Every time I’m interviewed and people ask, “How did I create the Meta-States Model? Where did it come from?” I not only tell about the modeling project on resilience, I tell about my research and modeling of Korzybski’s original Neuro-Linguistic work. In fact, it wasn’t until I went back to read the source, that I discovered that Korzybski invented the terminology we use — Neuro-Linguistics, Neuro-Semantics, Human Design Engineering, etc.
My first reading of Korzybski’s massive classic work Science and Sanity was 1989. That led first to the extending of the Meta-Model by identify several key linguistic distinctions that Korzybski introduced that had not been brought into the original Meta-Model. It led secondly to exploring the self-reflexiveness in language and as part of human consciousness which led to the Meta-States Model.

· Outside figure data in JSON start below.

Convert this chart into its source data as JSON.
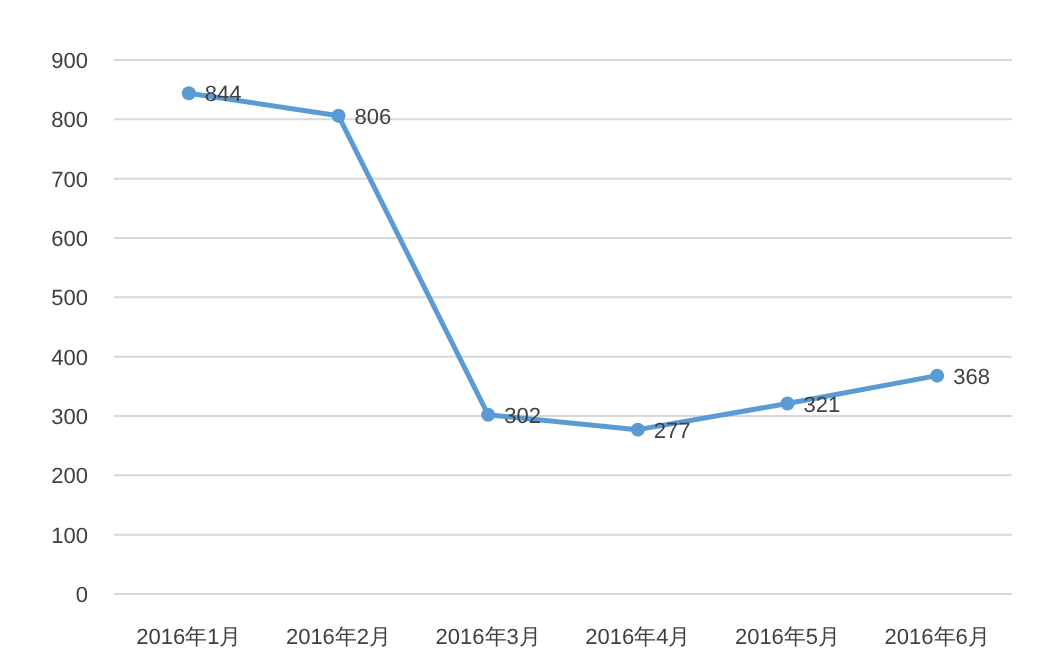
{
  "chart_data": {
    "type": "line",
    "categories": [
      "2016年1月",
      "2016年2月",
      "2016年3月",
      "2016年4月",
      "2016年5月",
      "2016年6月"
    ],
    "values": [
      844,
      806,
      302,
      277,
      321,
      368
    ],
    "color": "#5b9bd5",
    "ylim": [
      0,
      900
    ],
    "yticks": [
      0,
      100,
      200,
      300,
      400,
      500,
      600,
      700,
      800,
      900
    ],
    "grid": "y",
    "marker": "circle",
    "line_style": "solid",
    "data_labels": true
  }
}
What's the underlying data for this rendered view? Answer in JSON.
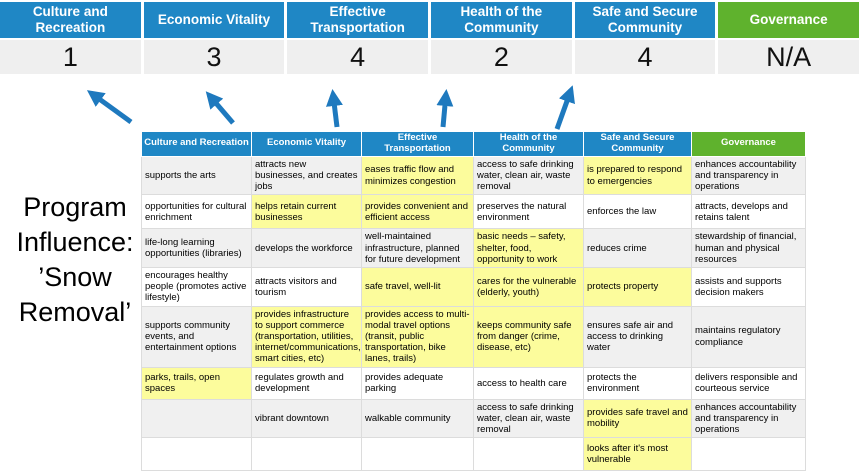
{
  "program_label": {
    "text": "Program Influence: ’Snow Removal’",
    "lines": [
      "Program",
      "Influence:",
      "’Snow",
      "Removal’"
    ]
  },
  "summary": {
    "columns": [
      {
        "label": "Culture and Recreation",
        "score": "1",
        "header_color": "#1F87C5"
      },
      {
        "label": "Economic Vitality",
        "score": "3",
        "header_color": "#1F87C5"
      },
      {
        "label": "Effective Transportation",
        "score": "4",
        "header_color": "#1F87C5"
      },
      {
        "label": "Health of the Community",
        "score": "2",
        "header_color": "#1F87C5"
      },
      {
        "label": "Safe and Secure Community",
        "score": "4",
        "header_color": "#1F87C5"
      },
      {
        "label": "Governance",
        "score": "N/A",
        "header_color": "#5FB22D"
      }
    ]
  },
  "arrows": {
    "color": "#1E79BE",
    "links": [
      {
        "from": "matrix-column-culture-and-recreation",
        "to_score": "1"
      },
      {
        "from": "matrix-column-economic-vitality",
        "to_score": "3"
      },
      {
        "from": "matrix-column-effective-transportation",
        "to_score": "4"
      },
      {
        "from": "matrix-column-health-of-the-community",
        "to_score": "2"
      },
      {
        "from": "matrix-column-safe-and-secure-community",
        "to_score": "4"
      }
    ]
  },
  "colors": {
    "header_blue": "#1F87C5",
    "header_green": "#5FB22D",
    "highlight_yellow": "#FCFC9C",
    "band_gray": "#F0F0F0",
    "arrow_blue": "#1E79BE"
  },
  "grid": {
    "columns": [
      {
        "label": "Culture and Recreation",
        "color": "#1F87C5"
      },
      {
        "label": "Economic Vitality",
        "color": "#1F87C5"
      },
      {
        "label": "Effective Transportation",
        "color": "#1F87C5"
      },
      {
        "label": "Health of the Community",
        "color": "#1F87C5"
      },
      {
        "label": "Safe and Secure Community",
        "color": "#1F87C5"
      },
      {
        "label": "Governance",
        "color": "#5FB22D"
      }
    ],
    "rows": [
      [
        {
          "t": "supports the arts",
          "h": false
        },
        {
          "t": "attracts new businesses, and creates jobs",
          "h": false
        },
        {
          "t": "eases traffic flow and minimizes congestion",
          "h": true
        },
        {
          "t": "access to safe drinking water, clean air, waste removal",
          "h": false
        },
        {
          "t": "is prepared to respond to emergencies",
          "h": true
        },
        {
          "t": "enhances accountability and transparency in operations",
          "h": false
        }
      ],
      [
        {
          "t": "opportunities for cultural enrichment",
          "h": false
        },
        {
          "t": "helps retain current businesses",
          "h": true
        },
        {
          "t": "provides convenient and efficient access",
          "h": true
        },
        {
          "t": "preserves the natural environment",
          "h": false
        },
        {
          "t": "enforces the law",
          "h": false
        },
        {
          "t": "attracts, develops and retains talent",
          "h": false
        }
      ],
      [
        {
          "t": "life-long learning opportunities (libraries)",
          "h": false
        },
        {
          "t": "develops the workforce",
          "h": false
        },
        {
          "t": "well-maintained infrastructure, planned for future development",
          "h": false
        },
        {
          "t": "basic needs – safety, shelter, food, opportunity to work",
          "h": true
        },
        {
          "t": "reduces crime",
          "h": false
        },
        {
          "t": "stewardship of financial, human and physical resources",
          "h": false
        }
      ],
      [
        {
          "t": "encourages healthy people (promotes active lifestyle)",
          "h": false
        },
        {
          "t": "attracts visitors and tourism",
          "h": false
        },
        {
          "t": "safe travel, well-lit",
          "h": true
        },
        {
          "t": "cares for the vulnerable (elderly, youth)",
          "h": true
        },
        {
          "t": "protects property",
          "h": true
        },
        {
          "t": "assists and supports decision makers",
          "h": false
        }
      ],
      [
        {
          "t": "supports community events, and entertainment options",
          "h": false
        },
        {
          "t": "provides infrastructure to support commerce (transportation, utilities, internet/communications, smart cities, etc)",
          "h": true
        },
        {
          "t": "provides access to multi-modal travel options (transit, public transportation, bike lanes, trails)",
          "h": true
        },
        {
          "t": "keeps community safe from danger (crime, disease, etc)",
          "h": true
        },
        {
          "t": "ensures safe air and access to drinking water",
          "h": false
        },
        {
          "t": "maintains regulatory compliance",
          "h": false
        }
      ],
      [
        {
          "t": "parks, trails, open spaces",
          "h": true
        },
        {
          "t": "regulates growth and development",
          "h": false
        },
        {
          "t": "provides adequate parking",
          "h": false
        },
        {
          "t": "access to health care",
          "h": false
        },
        {
          "t": "protects the environment",
          "h": false
        },
        {
          "t": "delivers responsible and courteous service",
          "h": false
        }
      ],
      [
        {
          "t": "",
          "h": false
        },
        {
          "t": "vibrant downtown",
          "h": false
        },
        {
          "t": "walkable community",
          "h": false
        },
        {
          "t": "access to safe drinking water, clean air, waste removal",
          "h": false
        },
        {
          "t": "provides safe travel and mobility",
          "h": true
        },
        {
          "t": "enhances accountability and transparency in operations",
          "h": false
        }
      ],
      [
        {
          "t": "",
          "h": false
        },
        {
          "t": "",
          "h": false
        },
        {
          "t": "",
          "h": false
        },
        {
          "t": "",
          "h": false
        },
        {
          "t": "looks after it's most vulnerable",
          "h": true
        },
        {
          "t": "",
          "h": false
        }
      ]
    ]
  }
}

Then with all that I had been writing about the General Semantics foundations of NLP, Denis Bridoux and Philip Nolan in England asked that I would do a workshop that would do a comparative analysis of General Semantics and NLP. We titled that first workshop, The Merging of the Models. And from those workshops (which we ran three times) arose the distinctive features of Neuro-Semantics that takes NLP to the next level.
It only took a little while in my very first exposure to the writings of Alfred Korzybski to realize how much NLP arose from this source— and how much NLP had failed to recover and develop from Korzybski. Classic NLP had only take a few choice bits from Korzybski and there was much, much more about the structure of experience, language, states, systems, etc.! And I’m still convinced that there is yet more to be mined from Science and Sanity for modeling excellence in human experiences. And because of that, I have recently re-read Science and Sanity for the eighth time and sure enough, I found more things that I had missed in the previous readings.
So with this post begins a series of articles the first person to actually conduct Neuro-Linguistic Trainings— Alfred Korzybski and the rich discoveries within his work. My design in this is to identify many of the basic NLP concepts that goes back to Korzybski (to give him due credit) and to identify many other things that we have brought into Neuro-Semantics that takes NLP to a next level:
A much more thorough focus on meaning
What it means that we are a semantic class of life
The nature of semantic reactions
Seven linguistic distinctions that expand the Meta-Model
Systems thinking and mapping
Why? First, to let you know more about this foundational source of NLP and also to present Korzybski’s vision for the human condition, namely, raising the level and quality of the human experience so that we can generate continuous improvement in the psychological and social realms as we do in engineering, physics, chemistry, mathematics, etc.